Con la L. 364/1989 “Legge applicabile ai trust e loro riconoscimento, infatti, il nostro legislatore ha dato attuazione alla Convenzione de l’Aja del 1985, ma questa non è, evidentemente, la legge regolatrice del trust.

L’articolo 6 della Convenzione prevede che il disponente che istituisce il trust decida da quale legge debba essere regolato e, secondo alcuni, il fatto che non vi sia una legge italiana rappresenterebbe una limitazione importante, che pregiudicherebbe in qualche modo la sua utilizzabilità nel nostro ordinamento o, quantomeno, rappresenterebbe un elemento di forte rischio.

È subito necessaria una puntualizzazione: se anche un domani venisse approvata una legge italiana sul trust, il soggetto che istituisce il trust non sarebbe comunque tenuto ad applicarla necessariamente, ben potendo scegliere, sulla base della previsione convenzionale, una qualsiasi legge regolatrice, non essendo mai vincolato ad adottare la legge che regolamenta l’istituto nell’ordinamento di appartenenza.

La mancanza di una legge italiana che regolamenti il trust in realtà non è “penalizzante”.

Intanto, perché non è detto che questa legge, laddove venisse promulgata, sarebbe necessariamente “scritta bene”: negli ultimi 15 anni sono stati introdotti nel nostro ordinamento numerosi istituti giuridici (per citarne alcuni, i patrimoni destinati ad uno specifico affare, gli atti di destinazione, i patti di famiglia, …), che hanno avuto, oggettivamente, un limitato utilizzo dal punto di vista pratico, evidenziando delle limitazioni strutturali.

Questa evidenza viene rafforzata dallo stesso trust della legge sul dopo di noi, l’unico tipizzato nel nostro ordinamento, atteso che il provvedimento legislativo in questione ha, dal mio punto di vista, più una valenza simbolica (di legittimazione del ruolo del trust) che concreta (come strumento utile per far fronte alle esigenze di tutela dei disabili gravi).

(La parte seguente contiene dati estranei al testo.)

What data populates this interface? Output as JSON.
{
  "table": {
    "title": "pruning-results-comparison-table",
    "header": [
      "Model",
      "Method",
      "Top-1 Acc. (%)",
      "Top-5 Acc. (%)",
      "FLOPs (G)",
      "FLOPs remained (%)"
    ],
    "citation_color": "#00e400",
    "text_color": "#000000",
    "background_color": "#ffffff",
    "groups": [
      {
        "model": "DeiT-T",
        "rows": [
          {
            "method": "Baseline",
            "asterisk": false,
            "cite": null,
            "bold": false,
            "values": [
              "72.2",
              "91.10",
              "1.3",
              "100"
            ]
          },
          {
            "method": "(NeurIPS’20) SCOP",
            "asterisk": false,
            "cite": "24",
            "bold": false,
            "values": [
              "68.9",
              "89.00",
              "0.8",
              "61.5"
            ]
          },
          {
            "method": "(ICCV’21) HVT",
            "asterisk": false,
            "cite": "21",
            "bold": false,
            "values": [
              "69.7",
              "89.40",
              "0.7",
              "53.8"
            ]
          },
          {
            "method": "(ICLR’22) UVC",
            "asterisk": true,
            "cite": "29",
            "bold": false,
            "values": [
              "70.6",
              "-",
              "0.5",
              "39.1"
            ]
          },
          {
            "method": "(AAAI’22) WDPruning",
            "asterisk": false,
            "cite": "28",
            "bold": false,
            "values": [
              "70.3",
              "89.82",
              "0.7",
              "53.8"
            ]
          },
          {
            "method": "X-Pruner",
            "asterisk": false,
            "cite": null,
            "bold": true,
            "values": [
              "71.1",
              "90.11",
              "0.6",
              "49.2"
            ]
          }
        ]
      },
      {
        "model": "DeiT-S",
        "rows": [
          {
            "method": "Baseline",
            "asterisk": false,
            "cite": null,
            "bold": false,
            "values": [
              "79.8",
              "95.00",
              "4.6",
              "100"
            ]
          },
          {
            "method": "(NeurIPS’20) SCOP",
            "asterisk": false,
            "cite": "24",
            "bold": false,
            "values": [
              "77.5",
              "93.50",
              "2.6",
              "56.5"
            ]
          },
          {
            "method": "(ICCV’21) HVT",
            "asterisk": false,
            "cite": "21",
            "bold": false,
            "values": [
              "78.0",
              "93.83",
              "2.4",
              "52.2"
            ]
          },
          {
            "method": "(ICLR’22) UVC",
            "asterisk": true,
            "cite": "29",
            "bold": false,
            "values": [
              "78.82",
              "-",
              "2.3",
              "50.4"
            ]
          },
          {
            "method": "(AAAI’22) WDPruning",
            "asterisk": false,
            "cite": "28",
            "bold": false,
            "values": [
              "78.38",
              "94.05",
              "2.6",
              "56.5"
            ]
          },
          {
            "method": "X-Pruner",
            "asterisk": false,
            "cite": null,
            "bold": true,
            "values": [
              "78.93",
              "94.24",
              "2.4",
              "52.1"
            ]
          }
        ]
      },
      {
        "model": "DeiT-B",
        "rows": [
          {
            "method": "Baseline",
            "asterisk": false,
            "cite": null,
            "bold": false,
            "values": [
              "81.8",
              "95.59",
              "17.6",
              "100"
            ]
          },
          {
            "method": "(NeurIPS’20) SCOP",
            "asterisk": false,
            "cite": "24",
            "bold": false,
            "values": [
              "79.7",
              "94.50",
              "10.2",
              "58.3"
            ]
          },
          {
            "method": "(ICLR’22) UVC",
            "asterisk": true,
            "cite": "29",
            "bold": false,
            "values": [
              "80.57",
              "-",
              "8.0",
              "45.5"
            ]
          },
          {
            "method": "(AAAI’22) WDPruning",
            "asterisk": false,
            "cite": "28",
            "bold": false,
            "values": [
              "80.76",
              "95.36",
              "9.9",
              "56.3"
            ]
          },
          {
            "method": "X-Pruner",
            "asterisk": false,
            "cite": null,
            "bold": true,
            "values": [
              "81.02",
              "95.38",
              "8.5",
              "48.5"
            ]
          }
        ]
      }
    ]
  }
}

I vincoli posti dal legislatore sono così stringenti da rendere questa opzione difficilmente “percorribile” per la maggior parte delle famiglie che si devono occupare di un congiunto disabile disponendo di un patrimonio “normale”: se gli esclusivi beneficiari del trust devono essere le persone con disabilità grave e i beni conferiti devono essere destinati esclusivamente alla realizzazione delle finalità assistenziali del trust, è evidente che soltanto una parte del patrimonio può essere disposta in trust, dovendosi infatti tenere in considerazione anche le esigenze degli altri componenti del nucleo familiare.

Per questo motivo le famiglie che hanno questo tipo di situazione continuano a rivolgersi al trust come istituto giuridico idoneo a far fronte ai loro problemi, ma soltanto in limitati casi utilizzando la versione “tipizzata” della L. 112/2016.

C’è poi un’ulteriore (più) rilevante considerazione da fare: la legge regolatrice è sicuramente importante, ma nella vita del trust assume rilevanza centrale l’atto istitutivo e le scelte che in esso si compiono, essendo queste destinate a regolare ogni fattispecie che riguarda la vita del trust, anche derogando a quanto prevede la legge.

Certo, bisogna fare attenzione alla presenza di eventuali disposizioni inderogabili nel corpo normativo prescelto, che, se non conosciute e affrontate, potrebbero determinare conseguenze disastrose, così come a quelle previsioni che attribuiscono poteri al disponente che i nostri giudici ritengono “snaturare” le logiche del trust convenzionale e quindi ne pregiudicano la riconoscibilità.

Il fatto che le leggi regolatrici maggiormente utilizzate siano in inglese, e l’inglese giuridico sia ovviamente più complesso di quello comune, non mi pare ostacolo insuperabile.

Evidentemente la legge di San Marino ci “faciliterebbe” da questo punto di vista la vita, essendo scritta in italiano e per il “mercato” italiano, ma non molti trust la adottano per i costi aggiuntivi che comporta: sia in fase istitutiva, essendo previsto un vaglio di legittimità da parte di un notaio sanmarinese, che per la successiva gestione, richiedendosi la presenza di un agente residente.